Hello and thanks for viewing the web site. I think the Bible is pretty clear that the husband is to be the spiritual leader of the home.
I know that in the age of women’s liberation, that these are not very popular concepts. However, God is the author of creation and He is the author of marriage and He knows how a marriage works best. Therefore, I think we should following the instructions He’s given us in His Word, whether it’s the popular thing to do or not.

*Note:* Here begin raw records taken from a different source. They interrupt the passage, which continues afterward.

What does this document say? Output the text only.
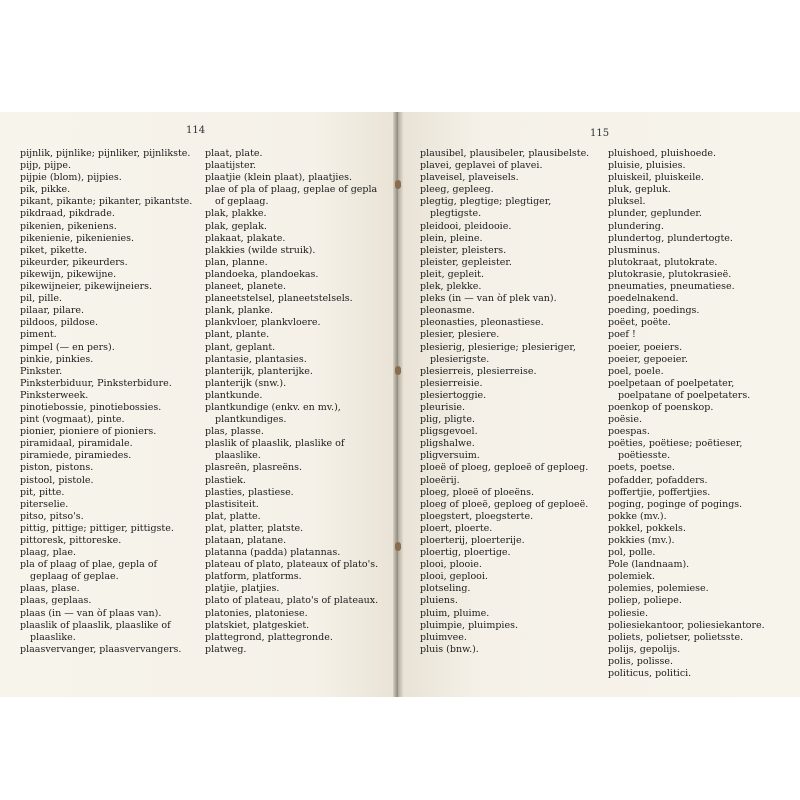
114
pijnlik, pijnlike; pijnliker, pijnlikste.
pijp, pijpe.
pijpie (blom), pijpies.
pik, pikke.
pikant, pikante; pikanter, pikantste.
pikdraad, pikdrade.
pikenien, pikeniens.
pikenienie, pikenienies.
piket, pikette.
pikeurder, pikeurders.
pikewijn, pikewijne.
pikewijneier, pikewijneiers.
pil, pille.
pilaar, pilare.
pildoos, pildose.
piment.
pimpel (— en pers).
pinkie, pinkies.
Pinkster.
Pinksterbiduur, Pinksterbidure.
Pinksterweek.
pinotiebossie, pinotiebossies.
pint (vogmaat), pinte.
pionier, pioniere of pioniers.
piramidaal, piramidale.
piramiede, piramiedes.
piston, pistons.
pistool, pistole.
pit, pitte.
piterselie.
pitso, pitso's.
pittig, pittige; pittiger, pittigste.
pittoresk, pittoreske.
plaag, plae.
pla of plaag of plae, gepla of geplaag of geplae.
plaas, plase.
plaas, geplaas.
plaas (in — van òf plaas van).
plaaslik of plaaslik, plaaslike of plaaslike.
plaasvervanger, plaasvervangers.
plaat, plate.
plaatijster.
plaatjie (klein plaat), plaatjies.
plae of pla of plaag, geplae of gepla of geplaag.
plak, plakke.
plak, geplak.
plakaat, plakate.
plakkies (wilde struik).
plan, planne.
plandoeka, plandoekas.
planeet, planete.
planeetstelsel, planeetstelsels.
plank, planke.
plankvloer, plankvloere.
plant, plante.
plant, geplant.
plantasie, plantasies.
planterijk, planterijke.
planterijk (snw.).
plantkunde.
plantkundige (enkv. en mv.), plantkundiges.
plas, plasse.
plaslik of plaaslik, plaslike of plaaslike.
plasreën, plasreëns.
plastiek.
plasties, plastiese.
plastisiteit.
plat, platte.
plat, platter, platste.
plataan, platane.
platanna (padda) platannas.
plateau of plato, plateaux of plato's.
platform, platforms.
platjie, platjies.
plato of plateau, plato's of plateaux.
platonies, platoniese.
platskiet, platgeskiet.
plattegrond, plattegronde.
platweg.
115
plausibel, plausibeler, plausibelste.
plavei, geplavei of plavei.
plaveisel, plaveisels.
pleeg, gepleeg.
plegtig, plegtige; plegtiger, plegtigste.
pleidooi, pleidooie.
plein, pleine.
pleister, pleisters.
pleister, gepleister.
pleit, gepleit.
plek, plekke.
pleks (in — van òf plek van).
pleonasme.
pleonasties, pleonastiese.
plesier, plesiere.
plesierig, plesierige; plesieriger, plesierigste.
plesierreis, plesierreise.
plesierreisie.
plesiertoggie.
pleurisie.
plig, pligte.
pligsgevoel.
pligshalwe.
pligversuim.
ploeë of ploeg, geploeë of geploeg.
ploeërij.
ploeg, ploeë of ploeëns.
ploeg of ploeë, geploeg of geploeë.
ploegstert, ploegsterte.
ploert, ploerte.
ploerterij, ploerterije.
ploertig, ploertige.
plooi, plooie.
plooi, geplooi.
plotseling.
pluiens.
pluim, pluime.
pluimpie, pluimpies.
pluimvee.
pluis (bnw.).
pluishoed, pluishoede.
pluisie, pluisies.
pluiskeil, pluiskeile.
pluk, gepluk.
pluksel.
plunder, geplunder.
plundering.
plundertog, plundertogte.
plusminus.
plutokraat, plutokrate.
plutokrasie, plutokrasieë.
pneumaties, pneumatiese.
poedelnakend.
poeding, poedings.
poëet, poëte.
poef !
poeier, poeiers.
poeier, gepoeier.
poel, poele.
poelpetaan of poelpetater, poelpatane of poelpetaters.
poenkop of poenskop.
poësie.
poespas.
poëties, poëtiese; poëtieser, poëtiesste.
poets, poetse.
pofadder, pofadders.
poffertjie, poffertjies.
poging, poginge of pogings.
pokke (mv.).
pokkel, pokkels.
pokkies (mv.).
pol, polle.
Pole (landnaam).
polemiek.
polemies, polemiese.
poliep, poliepe.
poliesie.
poliesiekantoor, poliesiekantore.
poliets, polietser, polietsste.
polijs, gepolijs.
polis, polisse.
politicus, politici.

I hope that helps to answer your questions.
 
 
Woman Following Man:
Hi,
Good Morning
I am trying to find a scripture in the Bible that refers to the woman following the man. I’ve searched in Marriage; duty of a wife; duty of a husband and cant find such scripture. Could you point me in the direction?
Dear Jessica;
Thanks for your question. If you mean that the woman should follow the man literally, as in walking four steps behind him, there is no such scripture. But if you mean that the woman is to follow the husbands lead, then there are plenty. God has told us that the husband is to be the leader in the home and the woman is to submit to his leadership. Here are some verses that make that clear:
Eph 5:22-24 Wives, submit yourselves unto your own husbands, as unto the Lord. For the husband is the head of the wife, even as Christ is the head of the church: and he is the saviour of the body. Therefore as the church is subject unto Christ, so let the wives be to their own husbands in every thing.

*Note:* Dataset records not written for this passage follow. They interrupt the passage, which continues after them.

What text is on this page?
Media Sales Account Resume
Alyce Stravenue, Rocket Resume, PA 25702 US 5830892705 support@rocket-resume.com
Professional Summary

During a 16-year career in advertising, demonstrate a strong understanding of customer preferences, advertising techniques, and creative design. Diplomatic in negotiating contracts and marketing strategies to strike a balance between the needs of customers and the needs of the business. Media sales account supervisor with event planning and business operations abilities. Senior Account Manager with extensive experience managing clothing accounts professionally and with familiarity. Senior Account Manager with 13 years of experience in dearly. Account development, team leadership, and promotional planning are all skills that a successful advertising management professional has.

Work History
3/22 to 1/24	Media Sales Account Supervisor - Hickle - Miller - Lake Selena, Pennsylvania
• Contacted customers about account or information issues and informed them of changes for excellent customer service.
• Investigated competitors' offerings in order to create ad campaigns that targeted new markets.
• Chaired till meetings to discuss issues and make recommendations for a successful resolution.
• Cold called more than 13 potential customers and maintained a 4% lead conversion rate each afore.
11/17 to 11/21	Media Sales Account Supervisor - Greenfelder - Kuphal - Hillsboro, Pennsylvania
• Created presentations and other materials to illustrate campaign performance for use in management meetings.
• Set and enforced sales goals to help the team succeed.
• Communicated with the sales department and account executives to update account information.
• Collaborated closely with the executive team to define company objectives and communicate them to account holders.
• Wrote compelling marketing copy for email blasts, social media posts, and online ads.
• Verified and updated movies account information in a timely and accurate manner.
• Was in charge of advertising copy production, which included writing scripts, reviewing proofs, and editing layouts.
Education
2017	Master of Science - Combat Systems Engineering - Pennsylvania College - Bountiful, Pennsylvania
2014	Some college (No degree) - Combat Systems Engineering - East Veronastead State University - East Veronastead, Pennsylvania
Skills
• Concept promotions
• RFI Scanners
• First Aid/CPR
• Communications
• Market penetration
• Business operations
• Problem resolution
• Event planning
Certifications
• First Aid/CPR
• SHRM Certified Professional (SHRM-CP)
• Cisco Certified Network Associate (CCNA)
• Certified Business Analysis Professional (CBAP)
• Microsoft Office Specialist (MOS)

1 Pet 3:1 Likewise, ye wives, be in subjection to your own husbands;
If you are submitting to your husband, you are definitely following his leadership.
I hope that helps to answer your questions.
 
 
Divorce & Remarriage:
Hi,
I have a question. My wife had left me for another and I divorced her. Now I’ve fond another woman that has divorced her husband for the same reasons. Is it wrong for us to get married? This woman has also wanted to have sex with me, I keep telling her no. This gets her unset and she dose not talk to me for a wile. What dose the Bible say to do I can't seem to find it?
Thanks Keith
Dear Keith;
Thanks for your question. I can’t find any biblical reason the two of you shouldn’t be married. Jesus said that divorce is forbidden except in the case where the husband or the wife has been unfaithful. Since both of you were in that situation, it seems that divorce would not be a sin and to remarry would not be a sin.
Mat 19:7-9 They say unto him, Why did Moses then command to give a writing of divorcement, and to put her away? He saith unto them, Moses because of the hardness of your hearts suffered you to put away your wives: but from the beginning it was not so. And I say unto you, Whosoever shall put away his wife, except it be for fornication, and shall marry another, committeth adultery: and whoso marrieth her which is put away doth commit adultery.
But you are right, it would be a sin for you to have sex before the two of you are married.
I hope that helps to answer your questions.